One of the things I hate is the fact that by the time I see something through the window it is too late to take a picture of it. I travel around a lot with my iPhone ready to take pictures, but still miss several things I would love to share. Lucky for you, I'm a dangerously overeducated writer.
Along the way there are people in cars, on motorcycles, on zarangs, on bicycles and on foot. All over. This is a vibrant city full of life and activity. Yes, it is a war zone, yes there are suicide bombers somewhere among the masses of people (and yes, they don't operate often around this area). There are IEDs found along the road often. My security team keeps up with these things and adjusts my plans accordingly so I am safe, but those are things that are out there.
And yet, children go to school. Old men sit on the corner drinking chai tea and watching the world whiz by. I would love to compare their conversations to those had at corner stores in urban or rural America. No doubt they are similar. Businessmen hurry along with briefcases, kids with backpacks, families travel together, groups of like minded people, vendors push their wares, or just stand in their shops. Swinging gates provide glimpses into cloistered courtyards and private parking lots crammed with dirty, banged up, old cars, trucks, and motorcycles. Shop doors are swung wide open and inviting. There are strip malls and convenience stores. They don't say Circle K or Outlet Store, some are in English so I know. My security team points out landmarks, the Texan points and says, "That's Herat's Best Buy." The driver says, "Over here is a high school." There's the Governor's mansion.

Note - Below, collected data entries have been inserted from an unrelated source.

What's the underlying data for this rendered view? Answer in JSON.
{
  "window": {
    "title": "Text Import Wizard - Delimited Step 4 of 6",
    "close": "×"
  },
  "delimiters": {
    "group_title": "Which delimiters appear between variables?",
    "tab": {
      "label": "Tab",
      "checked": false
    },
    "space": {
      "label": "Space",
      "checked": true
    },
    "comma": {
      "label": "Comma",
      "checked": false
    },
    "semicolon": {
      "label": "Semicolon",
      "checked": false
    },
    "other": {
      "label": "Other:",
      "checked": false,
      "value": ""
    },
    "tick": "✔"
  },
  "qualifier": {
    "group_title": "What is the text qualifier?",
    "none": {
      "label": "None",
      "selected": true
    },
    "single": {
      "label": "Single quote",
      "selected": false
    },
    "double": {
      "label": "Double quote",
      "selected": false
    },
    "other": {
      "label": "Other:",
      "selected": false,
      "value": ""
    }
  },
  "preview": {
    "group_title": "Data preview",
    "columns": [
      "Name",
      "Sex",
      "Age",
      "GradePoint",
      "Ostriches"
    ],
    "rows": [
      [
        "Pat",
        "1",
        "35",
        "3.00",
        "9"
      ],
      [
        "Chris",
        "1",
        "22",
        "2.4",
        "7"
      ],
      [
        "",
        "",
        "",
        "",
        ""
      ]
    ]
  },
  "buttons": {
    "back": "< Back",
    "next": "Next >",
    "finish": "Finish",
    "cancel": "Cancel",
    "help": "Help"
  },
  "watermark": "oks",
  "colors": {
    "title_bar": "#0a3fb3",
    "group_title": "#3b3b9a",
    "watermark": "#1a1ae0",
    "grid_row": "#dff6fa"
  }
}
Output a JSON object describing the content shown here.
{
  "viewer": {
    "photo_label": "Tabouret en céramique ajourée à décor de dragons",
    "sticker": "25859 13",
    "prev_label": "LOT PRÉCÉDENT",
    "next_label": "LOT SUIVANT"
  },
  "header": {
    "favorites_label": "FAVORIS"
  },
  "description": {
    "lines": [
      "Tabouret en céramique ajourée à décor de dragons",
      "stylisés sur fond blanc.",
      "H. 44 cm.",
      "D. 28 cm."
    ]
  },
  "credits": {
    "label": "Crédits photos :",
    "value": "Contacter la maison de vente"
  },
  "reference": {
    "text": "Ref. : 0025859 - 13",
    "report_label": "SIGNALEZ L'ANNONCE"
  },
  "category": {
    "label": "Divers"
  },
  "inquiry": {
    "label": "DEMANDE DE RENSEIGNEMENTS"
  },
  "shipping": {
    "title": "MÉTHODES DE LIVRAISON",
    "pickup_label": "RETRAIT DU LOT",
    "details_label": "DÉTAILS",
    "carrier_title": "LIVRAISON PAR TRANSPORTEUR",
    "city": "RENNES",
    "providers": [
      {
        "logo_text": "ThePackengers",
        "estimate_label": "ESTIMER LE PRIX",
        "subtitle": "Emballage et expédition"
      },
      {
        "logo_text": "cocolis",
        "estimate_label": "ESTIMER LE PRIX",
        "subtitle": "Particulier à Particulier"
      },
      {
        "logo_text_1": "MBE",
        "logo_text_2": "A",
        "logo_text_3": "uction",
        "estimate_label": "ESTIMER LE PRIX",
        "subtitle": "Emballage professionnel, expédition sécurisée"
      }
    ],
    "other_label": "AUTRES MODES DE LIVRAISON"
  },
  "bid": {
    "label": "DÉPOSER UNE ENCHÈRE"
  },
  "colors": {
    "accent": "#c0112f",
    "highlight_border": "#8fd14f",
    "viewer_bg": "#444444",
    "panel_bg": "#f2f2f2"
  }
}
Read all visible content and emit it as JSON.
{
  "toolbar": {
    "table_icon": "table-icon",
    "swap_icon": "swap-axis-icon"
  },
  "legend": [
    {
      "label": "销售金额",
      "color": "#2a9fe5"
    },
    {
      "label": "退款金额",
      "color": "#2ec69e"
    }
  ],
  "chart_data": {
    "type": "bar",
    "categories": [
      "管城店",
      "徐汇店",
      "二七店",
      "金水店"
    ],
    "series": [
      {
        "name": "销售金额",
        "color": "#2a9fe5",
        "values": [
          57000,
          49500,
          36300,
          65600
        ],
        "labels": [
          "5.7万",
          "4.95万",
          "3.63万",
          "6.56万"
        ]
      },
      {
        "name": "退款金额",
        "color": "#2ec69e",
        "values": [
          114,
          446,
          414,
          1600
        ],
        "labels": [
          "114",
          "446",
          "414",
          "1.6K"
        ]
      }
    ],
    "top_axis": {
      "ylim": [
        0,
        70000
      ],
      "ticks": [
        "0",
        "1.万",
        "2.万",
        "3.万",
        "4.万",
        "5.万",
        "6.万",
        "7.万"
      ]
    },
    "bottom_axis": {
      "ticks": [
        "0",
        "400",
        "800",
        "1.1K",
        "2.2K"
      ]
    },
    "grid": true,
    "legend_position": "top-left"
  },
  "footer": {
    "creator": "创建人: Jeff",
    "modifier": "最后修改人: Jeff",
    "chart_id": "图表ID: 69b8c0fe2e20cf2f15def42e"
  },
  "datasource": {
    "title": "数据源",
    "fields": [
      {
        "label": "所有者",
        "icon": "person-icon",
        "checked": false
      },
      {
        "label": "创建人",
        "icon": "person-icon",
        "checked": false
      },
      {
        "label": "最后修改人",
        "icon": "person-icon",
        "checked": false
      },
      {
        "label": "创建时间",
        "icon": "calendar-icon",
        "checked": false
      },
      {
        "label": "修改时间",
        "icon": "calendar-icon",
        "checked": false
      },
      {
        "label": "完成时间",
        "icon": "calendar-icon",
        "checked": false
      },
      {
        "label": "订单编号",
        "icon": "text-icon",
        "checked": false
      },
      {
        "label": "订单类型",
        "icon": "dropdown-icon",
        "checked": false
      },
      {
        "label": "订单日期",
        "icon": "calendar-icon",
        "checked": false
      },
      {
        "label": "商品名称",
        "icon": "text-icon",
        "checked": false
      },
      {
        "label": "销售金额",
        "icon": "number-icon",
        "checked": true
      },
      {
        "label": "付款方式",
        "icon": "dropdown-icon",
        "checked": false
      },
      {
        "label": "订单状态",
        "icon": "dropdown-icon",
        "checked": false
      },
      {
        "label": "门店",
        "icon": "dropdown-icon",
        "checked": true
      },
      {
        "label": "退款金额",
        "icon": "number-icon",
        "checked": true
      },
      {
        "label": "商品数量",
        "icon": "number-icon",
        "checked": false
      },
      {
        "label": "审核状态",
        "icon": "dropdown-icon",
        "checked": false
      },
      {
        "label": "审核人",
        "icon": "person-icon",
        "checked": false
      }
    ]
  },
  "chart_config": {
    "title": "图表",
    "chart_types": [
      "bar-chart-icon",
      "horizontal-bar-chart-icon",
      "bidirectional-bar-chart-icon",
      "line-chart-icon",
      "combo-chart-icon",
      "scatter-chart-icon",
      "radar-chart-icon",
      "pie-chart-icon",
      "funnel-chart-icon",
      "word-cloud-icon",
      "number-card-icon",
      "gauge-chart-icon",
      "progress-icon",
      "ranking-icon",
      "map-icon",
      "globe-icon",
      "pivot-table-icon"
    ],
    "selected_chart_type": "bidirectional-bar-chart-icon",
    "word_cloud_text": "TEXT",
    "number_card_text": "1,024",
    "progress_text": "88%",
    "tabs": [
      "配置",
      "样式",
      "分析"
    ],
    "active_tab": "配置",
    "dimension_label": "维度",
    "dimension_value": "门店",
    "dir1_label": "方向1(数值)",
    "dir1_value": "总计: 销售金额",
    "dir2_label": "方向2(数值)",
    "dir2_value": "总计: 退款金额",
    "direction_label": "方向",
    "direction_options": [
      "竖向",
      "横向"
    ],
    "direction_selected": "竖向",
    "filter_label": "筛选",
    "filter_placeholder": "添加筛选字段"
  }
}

A picture is worth a thousand words, but I've wasted 749 to get to this one.
We passed a small ferris wheel. It had four seats, each 90 degrees from each other. It stood about 2.5 meters high. It is made of steel tubes but they are well worn. Dirty, dusty, not painted, at least not a color that's recognizable. The seats have no padding I can see. A man in a scarf and loose white robes turns the handle that manually operates the ride. As it enters my limited field of vision, a young boy, maybe 6 or 7 years old is riding from the 10 o'clock position to noon. He holds on to the sides of the seat bucket. Is he smiling? I can't tell. Before I can notice more he is gone.
Another fleeting scene of life that won't be duplicated. In a country ravaged by war, constant battles over and over since time immemorial. But a youngster had a chance to ride a street ride. His parents took the time for him to have some fun. Pleasant memories are built one small mind at a time.
For my part I recalled a ride on a merry-go-round many many years ago. I was maybe six or seven. I never noticed the cars go by.
A young boy had a scary yet thrilling ride on a portable ferris wheel and one grown man felt a connection for a fleeting second with a spot of life far from his comfort zone yet close to his heart and mind.